The gloriously shameless Danny McBride who, in between his breakthrough in “The Foot Fist Way” and his starring role in the HBO series “Eastbound & Down”, has grown into probably my favorite current comedic actor, co-wrote the “Your Highness” screenplay (with Ben Best) and stars in it as Thadeous, a prince who’s forever been in the shadow of his heroic brother Fabious (James Franco) and who, in turn, acts up by being boorish.
“I know your vulgarity masks your pain”, he’s accurately told early on and, when Fabious’ virgin bride-to-be Belladonna (Zooey Deschanel) is kidnapped by an evil warlock (Justin Theroux) who intends to plant his seed into her during a double-moon eclipse in order to create a dragon (!), it’s Thadeous’ opportunity to rise up to the occasion by joining his brother in his quest to rescue her.
Over the course of the film, the brothers, joined by long-suffering squire Courtney ( Rasmus Hardiker) and badass female warrior Isabel (Natalie Portman), will run into everything from dwarves to a perverted wizard, bare-breasted savage women, a five-headed snake monster, witches and a motherfucking minotaur. Hilarity abounds, but also excitement, horror and wonder.

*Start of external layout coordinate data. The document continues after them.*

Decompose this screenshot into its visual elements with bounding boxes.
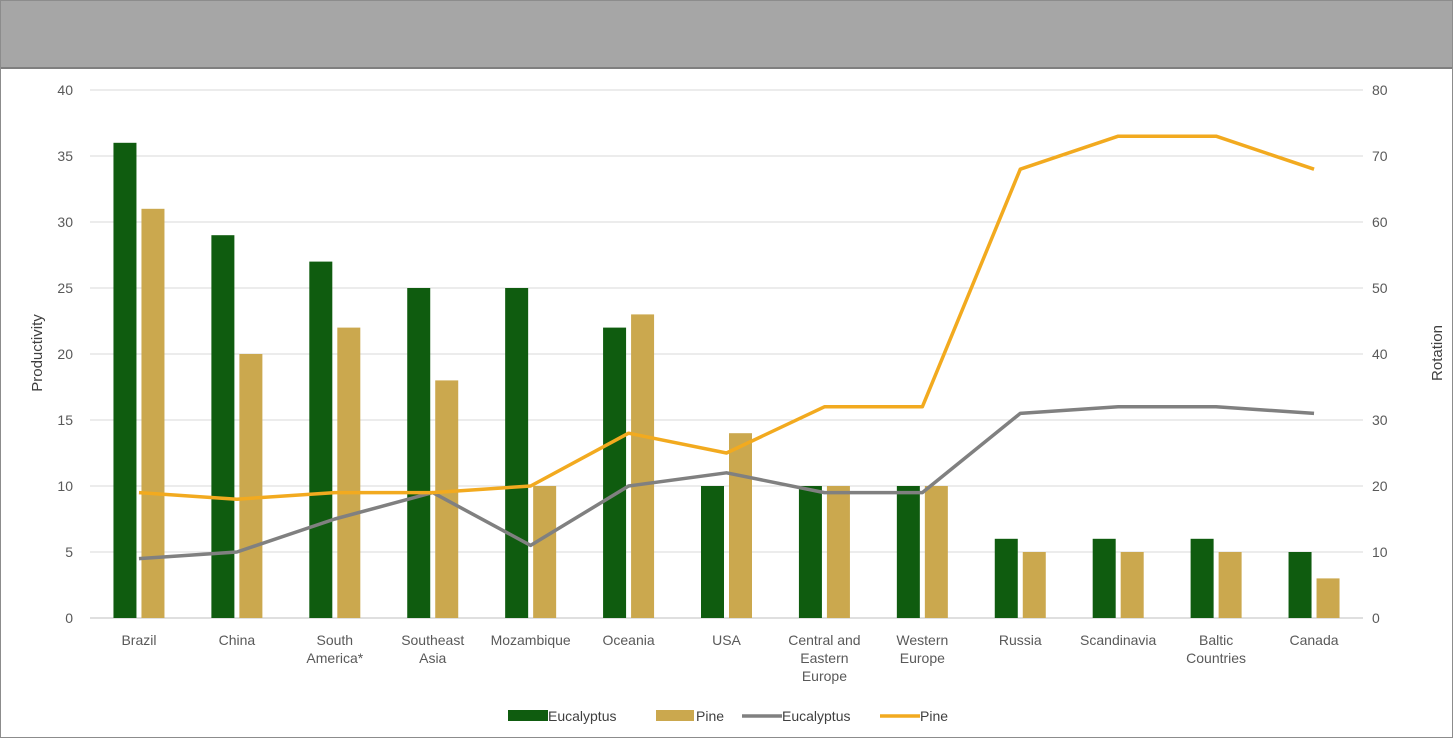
lines: [138, 134, 1315, 561]
y-tick-label: 10: [57, 478, 73, 494]
bar-pine: [1218, 552, 1242, 618]
bar-pine: [141, 208, 165, 619]
y2-axis-ticks: 0 10 20 30 40 50 60 70 80: [1372, 82, 1388, 626]
bar-pine: [729, 433, 752, 618]
bar-pine: [533, 486, 557, 618]
x-tick-label: Brazil: [121, 632, 156, 648]
bar-eucalyptus: [1288, 552, 1312, 618]
x-tick-label: Baltic Countries: [1186, 632, 1246, 666]
legend-label: Pine: [696, 708, 724, 724]
bar-eucalyptus: [1092, 538, 1116, 618]
x-axis-ticks: Brazil China South America* Southeast Asia Moz…: [121, 632, 1338, 684]
x-tick-label: Southeast Asia: [401, 632, 464, 666]
y-tick-label: 35: [57, 148, 73, 164]
y2-tick-label: 0: [1372, 610, 1380, 626]
x-tick-label: Central and Eastern Europe: [788, 632, 860, 684]
y-axis-ticks: 0 5 10 15 20 25 30 35 40: [57, 82, 73, 626]
bar-eucalyptus: [113, 142, 137, 619]
y-tick-label: 5: [65, 544, 73, 560]
y2-tick-label: 10: [1372, 544, 1388, 560]
bar-eucalyptus: [896, 486, 920, 618]
bar-pine: [826, 486, 850, 618]
bar-pine: [239, 354, 263, 618]
y2-tick-label: 20: [1372, 478, 1388, 494]
header-bar: [1, 1, 1452, 69]
y-tick-label: 25: [57, 280, 73, 296]
bar-eucalyptus: [701, 486, 724, 618]
y2-tick-label: 50: [1372, 280, 1388, 296]
x-tick-label: Russia: [999, 632, 1042, 648]
y2-tick-label: 30: [1372, 412, 1388, 428]
x-tick-label: South America*: [306, 632, 363, 666]
x-tick-label: Oceania: [602, 632, 654, 648]
y2-tick-label: 70: [1372, 148, 1388, 164]
bar-eucalyptus: [407, 288, 431, 618]
bar-pine: [924, 486, 948, 618]
x-tick-label: Mozambique: [491, 632, 571, 648]
bar-eucalyptus: [603, 327, 627, 618]
bar-eucalyptus: [994, 538, 1018, 618]
legend-label: Eucalyptus: [782, 708, 850, 724]
y2-axis-title: Rotation: [1429, 325, 1446, 381]
x-tick-label: China: [219, 632, 256, 648]
bar-pine: [1022, 552, 1046, 618]
bar-pine: [337, 327, 361, 618]
bar-eucalyptus: [505, 288, 529, 618]
gridlines: [90, 89, 1363, 619]
line-eucalyptus: [138, 405, 1315, 561]
y2-tick-label: 40: [1372, 346, 1388, 362]
bar-pine: [1316, 578, 1340, 618]
y2-tick-label: 60: [1372, 214, 1388, 230]
bar-eucalyptus: [211, 235, 235, 618]
legend-label: Pine: [920, 708, 948, 724]
bar-eucalyptus: [798, 486, 822, 618]
legend: Eucalyptus Pine Eucalyptus Pine: [508, 708, 948, 724]
legend-label: Eucalyptus: [548, 708, 616, 724]
bars: [113, 142, 1340, 619]
x-tick-label: Western Europe: [896, 632, 948, 666]
y2-tick-label: 80: [1372, 82, 1388, 98]
x-tick-label: Scandinavia: [1080, 632, 1156, 648]
bar-eucalyptus: [1190, 538, 1214, 618]
y-axis-title: Productivity: [29, 314, 46, 392]
bar-eucalyptus: [309, 261, 333, 618]
legend-swatch-bar: [508, 710, 548, 721]
y-tick-label: 20: [57, 346, 73, 362]
x-tick-label: USA: [712, 632, 741, 648]
y-tick-label: 15: [57, 412, 73, 428]
x-tick-label: Canada: [1290, 632, 1339, 648]
bar-pine: [1120, 552, 1144, 618]
legend-swatch-bar: [656, 710, 694, 721]
line-pine: [138, 134, 1315, 501]
y-tick-label: 30: [57, 214, 73, 230]
y-tick-label: 40: [57, 82, 73, 98]
y-tick-label: 0: [65, 610, 73, 626]
bar-pine: [631, 314, 655, 618]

If you’re a fan of films like “Conan the Barbarian” and the “Lord of the Rings” trilogy, not to mention their countless knock-offs, you should have a great time with “Your Highness”, which works both as a sword and sorcery feature that actually delivers the goods and as a spoof of the genre. It’s the best movie of its kind since Sam Raimi’s “Army of Darkness”.